Length of line rules with preliminary process sketches
To improve upon historical analyses, it is common to use preliminary process plans and measurements of product features to tabulate potential costs. This enables the estimator to recognize that each part that they quote is unique. Similar class parts are no longer grouped into an assumed cost range; instead, costs are estimated feature by feature.
There are many ways to perform these analyses –in-house spreadsheet solutions, downloadable templates, commercial ERP plug-ins– but they all share the following concepts:
- Predicted tool size, number of operations multiplied by die set cost factor
- Count the holes, group by size, multiply by cost factor per hole
- Measure flanges, multiply by cost per unit length, tabulate each flange in the part
- Measure the trimming and blanking lines, multiply by cost per unit length
Length of line methods applies cost factors per unit size of key features and allows user to tabulate costs
Measurements can be taken using a proposed process, which the estimator can make by hand or create using CAD or graphics programs. The estimator then measures and counts the features and visualizes the number of operations for the approximated pitch and width.
- Does the blank recognize any need for addenda or progressive carriers?
- Did the user multiply by the correct length?
- Did the operator enter one too many zeros in the length of line?
- Are the cost factors based on reliable data?
- Is the process sketch realistic for the number or type of operations?
- Are cost factors insensitive to differences in press lines?
Discretizing the costs of the specific features increases the precision of the cost estimation. However, when searching for the origins of the cost per unit length/size of features, one finds that most have arrived at the cost-per-feature by reverse-engineering historical data, which is flawed (as mentioned earlier). The estimate represents the appearance of objective data, but is based on risky assumptions.
3-Dimensional Strip and Die Layout with Bill of Materials
Another trend in tool cost estimation and quoting is the use of progressive 3-D strip layout and power-copy-generated 3-D tool solids and proposed bill of materials. This type of bottom-up costing will very likely capture the cost of the required materials and components accurately, assuming the 3-D design from quoting is the same as it? is manufactured. However, this practice introduces “work-at-risk”: hours, if not days, of engineering effort to quote on a job that likely has a low percent chance of winning. Many progressive stampers demand 3-D strip drawings with quotes, but could we ask the level of detail for large transfer tools? Probably not. This leads to disparity in costing methods for those who use both types of tools.

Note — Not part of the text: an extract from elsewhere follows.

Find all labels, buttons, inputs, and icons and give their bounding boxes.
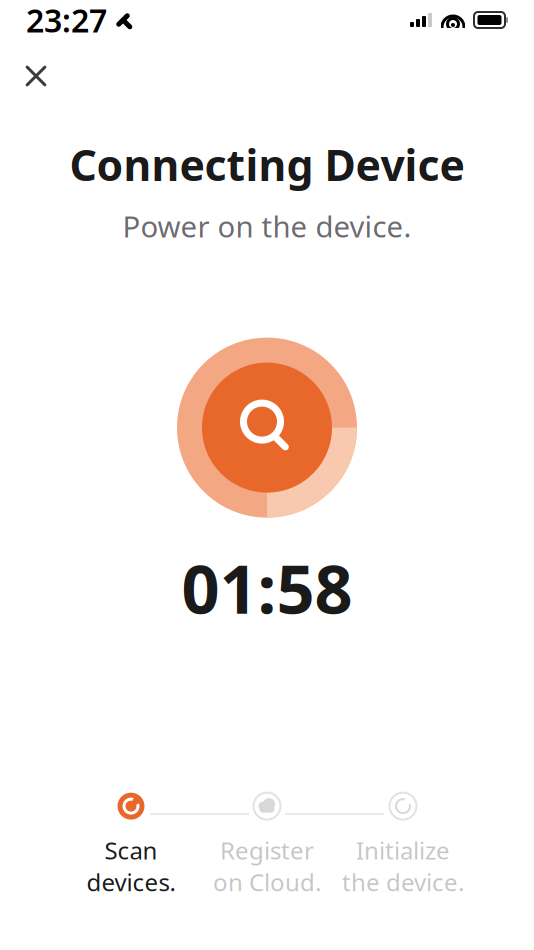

One thing to rule them all
It is clear that each method’s applicability is limited by the amount of information available during the cost estimation. If no process can be aligned with the product geometry, then only historical analysis can be applied. Once a process proposal is described, estimates can be developed using length-of-line methodologies. By the time a full 3-D layout is created, it may be too late to be a viable estimate.
Our solution for planning and bidding is a software solution that enables the user to arrive at cost estimates with similar effort as in any historical analysis. Users can define the process loosely, using automated process proposals to estimate resource requirements, or take the time to capture the specifics of the decisions required for the specific part. This method is just as fast as guessing, but far more reliable and can be improved upon when and if you have the time. Using a process description associated with real 3-D part data, our solution develops a bottom-up resource-based price estimate that can’t be improved upon until the full die design is complete. Of course, once a 3-D model is completed, it is not really estimating anymore.